Days after outsourcing market leaders TCS and Infosys reported better than expected fourth-quarter numbers, Wipro came out with a quarterly report card that were largely in line with its own expectations and market estimates, and forecast lukewarm first-quarter revenue growth of about 1-3%.
Wipro's board also approved a buyback of shares at Rs. 625 per share, a premium of about 3.8% to Wipro's closing price on Wednesday. Wipro said the board had approved a proposal to buy back about 4,00,00,000 shares at about Rs. 2500 crore.
On Wednesday, Wipro shares closed up 2.1% to Rs. 6011. on the NSE. For the June quarter, Wipro forecast revenue in the range of $1.901 billion to $1.939 billion.
For the January-March quarter, revenue from Wipro's IT services business stood at $1.88 billion, up about 6.1% from last year. In constant currency terms, Wipro posted revenue of about $1.887 billion.

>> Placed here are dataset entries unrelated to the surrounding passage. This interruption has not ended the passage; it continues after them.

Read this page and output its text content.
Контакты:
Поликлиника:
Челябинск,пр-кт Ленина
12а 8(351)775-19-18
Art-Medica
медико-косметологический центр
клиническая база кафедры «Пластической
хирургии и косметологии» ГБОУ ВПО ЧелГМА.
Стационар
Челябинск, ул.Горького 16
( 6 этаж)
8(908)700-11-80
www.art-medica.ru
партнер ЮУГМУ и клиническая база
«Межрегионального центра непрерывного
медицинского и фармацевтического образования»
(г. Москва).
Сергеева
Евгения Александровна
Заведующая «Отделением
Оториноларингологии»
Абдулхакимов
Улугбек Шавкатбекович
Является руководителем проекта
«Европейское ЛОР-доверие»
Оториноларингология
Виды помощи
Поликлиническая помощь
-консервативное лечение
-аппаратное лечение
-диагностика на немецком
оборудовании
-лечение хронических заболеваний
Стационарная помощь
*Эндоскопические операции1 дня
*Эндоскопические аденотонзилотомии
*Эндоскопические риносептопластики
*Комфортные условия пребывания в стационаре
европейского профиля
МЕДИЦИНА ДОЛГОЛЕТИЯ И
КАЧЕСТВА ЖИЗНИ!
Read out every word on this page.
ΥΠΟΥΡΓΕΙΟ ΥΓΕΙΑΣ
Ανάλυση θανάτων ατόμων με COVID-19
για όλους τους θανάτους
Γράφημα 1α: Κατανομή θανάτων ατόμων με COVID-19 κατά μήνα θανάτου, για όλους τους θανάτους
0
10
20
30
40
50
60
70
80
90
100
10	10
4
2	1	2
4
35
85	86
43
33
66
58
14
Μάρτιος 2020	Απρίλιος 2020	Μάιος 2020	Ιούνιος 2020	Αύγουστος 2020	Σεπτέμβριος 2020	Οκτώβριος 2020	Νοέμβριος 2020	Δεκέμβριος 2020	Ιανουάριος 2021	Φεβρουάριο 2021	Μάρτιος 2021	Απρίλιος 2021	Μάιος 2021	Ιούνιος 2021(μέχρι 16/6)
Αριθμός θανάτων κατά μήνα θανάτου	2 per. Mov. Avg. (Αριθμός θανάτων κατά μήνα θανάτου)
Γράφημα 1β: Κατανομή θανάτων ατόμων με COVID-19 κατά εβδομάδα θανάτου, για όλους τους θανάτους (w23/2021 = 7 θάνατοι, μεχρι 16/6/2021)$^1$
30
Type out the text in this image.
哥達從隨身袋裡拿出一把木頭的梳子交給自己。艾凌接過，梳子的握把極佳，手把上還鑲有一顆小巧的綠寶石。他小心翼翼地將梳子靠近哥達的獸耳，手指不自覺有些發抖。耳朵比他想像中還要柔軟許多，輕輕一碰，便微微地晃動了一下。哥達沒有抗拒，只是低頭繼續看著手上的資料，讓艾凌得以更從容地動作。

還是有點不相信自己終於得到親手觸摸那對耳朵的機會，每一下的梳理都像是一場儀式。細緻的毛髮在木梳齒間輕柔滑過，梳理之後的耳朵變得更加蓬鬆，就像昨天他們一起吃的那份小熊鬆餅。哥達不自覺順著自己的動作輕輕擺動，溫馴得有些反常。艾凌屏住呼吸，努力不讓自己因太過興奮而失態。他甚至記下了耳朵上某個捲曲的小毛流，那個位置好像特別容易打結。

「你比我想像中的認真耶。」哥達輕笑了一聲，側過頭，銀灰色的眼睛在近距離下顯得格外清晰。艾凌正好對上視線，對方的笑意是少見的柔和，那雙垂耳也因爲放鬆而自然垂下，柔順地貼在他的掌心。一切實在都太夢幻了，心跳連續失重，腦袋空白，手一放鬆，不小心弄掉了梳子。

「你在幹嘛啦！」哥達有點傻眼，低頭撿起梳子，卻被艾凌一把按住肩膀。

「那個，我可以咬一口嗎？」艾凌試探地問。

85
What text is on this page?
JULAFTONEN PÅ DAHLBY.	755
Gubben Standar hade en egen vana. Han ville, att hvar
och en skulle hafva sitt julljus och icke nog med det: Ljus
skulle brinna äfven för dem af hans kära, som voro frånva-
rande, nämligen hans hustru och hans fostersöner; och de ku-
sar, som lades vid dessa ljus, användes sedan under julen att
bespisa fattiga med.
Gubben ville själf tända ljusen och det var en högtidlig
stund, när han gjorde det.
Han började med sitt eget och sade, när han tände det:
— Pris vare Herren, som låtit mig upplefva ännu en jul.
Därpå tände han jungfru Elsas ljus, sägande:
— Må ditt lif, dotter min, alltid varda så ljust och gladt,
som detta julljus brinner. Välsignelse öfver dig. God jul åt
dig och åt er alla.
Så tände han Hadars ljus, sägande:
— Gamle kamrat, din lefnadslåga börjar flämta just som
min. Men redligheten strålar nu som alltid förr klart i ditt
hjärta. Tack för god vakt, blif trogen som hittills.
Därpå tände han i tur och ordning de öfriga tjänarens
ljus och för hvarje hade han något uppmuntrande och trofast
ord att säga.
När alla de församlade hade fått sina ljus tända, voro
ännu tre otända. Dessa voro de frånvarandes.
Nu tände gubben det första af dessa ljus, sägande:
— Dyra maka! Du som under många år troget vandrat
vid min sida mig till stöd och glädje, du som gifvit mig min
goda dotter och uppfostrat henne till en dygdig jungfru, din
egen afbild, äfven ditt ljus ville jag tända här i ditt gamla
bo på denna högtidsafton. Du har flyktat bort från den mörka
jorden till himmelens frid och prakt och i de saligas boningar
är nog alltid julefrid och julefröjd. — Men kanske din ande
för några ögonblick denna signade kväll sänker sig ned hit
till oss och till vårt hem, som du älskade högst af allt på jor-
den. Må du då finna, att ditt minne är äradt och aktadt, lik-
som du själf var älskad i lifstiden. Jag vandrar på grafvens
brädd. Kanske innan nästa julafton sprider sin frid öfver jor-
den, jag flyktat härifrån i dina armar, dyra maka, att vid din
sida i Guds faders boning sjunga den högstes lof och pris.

Net profit stood at $387 million, up 4% from last year.
In January, Wipro had said that revenues for the quarter ending on March 31 would be $1.875 billion to $1.912 billion.
Earlier in April, Wipro had said that its board would considering a share buyback on the day of its fourth-quarter results.
"Our focus is to drive significant growth in our 'run' business through integrated services and hyper automation while gaining leadership in the 'change' business through investments in digital and consulting capabilities," said Wipro CEO Abidali Neemuchwala in a statement.
Analysts on an average were expecting Wipro to post revenue of around $1.895 billion, according to an ET Poll of more than a dozen analysts.
While Wipro posted numbers that came in line with estimates, the latest performance pales in comparison to the forecast-beating numbers of cross-town rival Infosys last week and also falls short of growth rates at other larger rivals such as TCS.